2026-04-09Cryptography and Security

Cryptography and SecurityMachine Learning
AI summary

The authors study a sneaky hacking method called stepping-stone intrusions, where attackers hide by routing their activity through several compromised computers. They use a new deep learning model named ESPRESSO to better identify these attacks by analyzing network flow patterns more accurately than older methods. To train and test their model, they created fake but realistic data simulating different ways attackers tunnel through networks. Their model detects attacks with very few mistakes and can even estimate how many steps the attacker uses, helping to tell bad activity from normal computer use. They also found that the model mostly struggles when attackers change timing patterns, which is a key weak spot.

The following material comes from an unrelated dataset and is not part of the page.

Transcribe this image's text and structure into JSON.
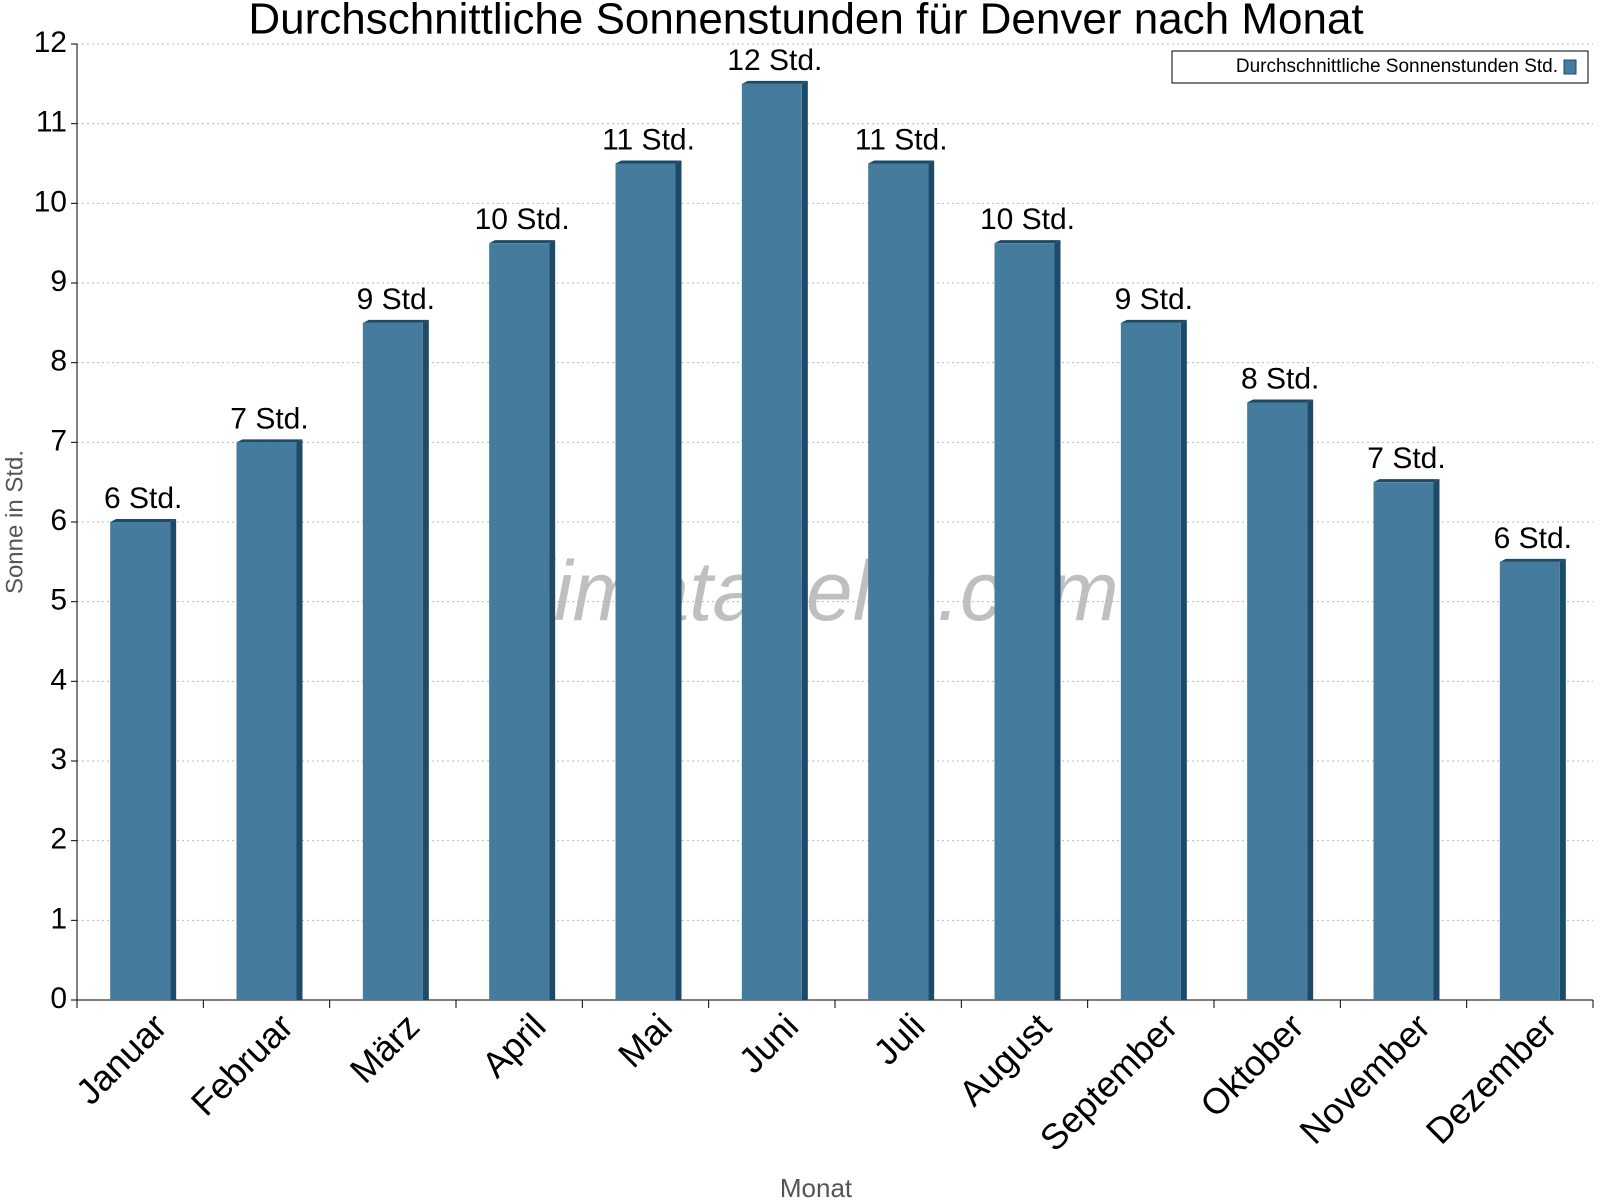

Stepping-stone intrusionNetwork flow correlationDeep learningTransformerTriplet metric learningTunneling protocolsSSHSOCATFalse positive ratePivoting
Authors
Nate Mathews, Nicholas Hopper, Matthew Wright
Abstract
Stepping-stone intrusions (SSIs) are a prevalent network evasion technique in which attackers route sessions through chains of compromised intermediate hosts to obscure their origin. Effective SSI detection requires correlating the incoming and outgoing flows at each relay host at extremely low false positive rates -- a stringent requirement that renders classical statistical methods inadequate in operational settings. We apply ESPRESSO, a deep learning flow correlation model combining a transformer-based feature extraction network, time-aligned multi-channel interval features, and online triplet metric learning, to the problem of stepping-stone intrusion detection. To support training and evaluation, we develop a synthetic data collection tool that generates realistic stepping-stone traffic across five tunneling protocols: SSH, SOCAT, ICMP, DNS, and mixed multi-protocol chains. Across all five protocols and in both host-mode and network-mode detection scenarios, ESPRESSO substantially outperforms the state-of-the-art DeepCoFFEA baseline, achieving a true positive rate exceeding 0.99 at a false positive rate of $10^{-3}$ for standard bursty protocols in network-mode. We further demonstrate chain length prediction as a tool for distinguishing malicious from benign pivoting, and conduct a systematic robustness analysis revealing that timing-based perturbations are the primary vulnerability of correlation-based stepping-stone detectors.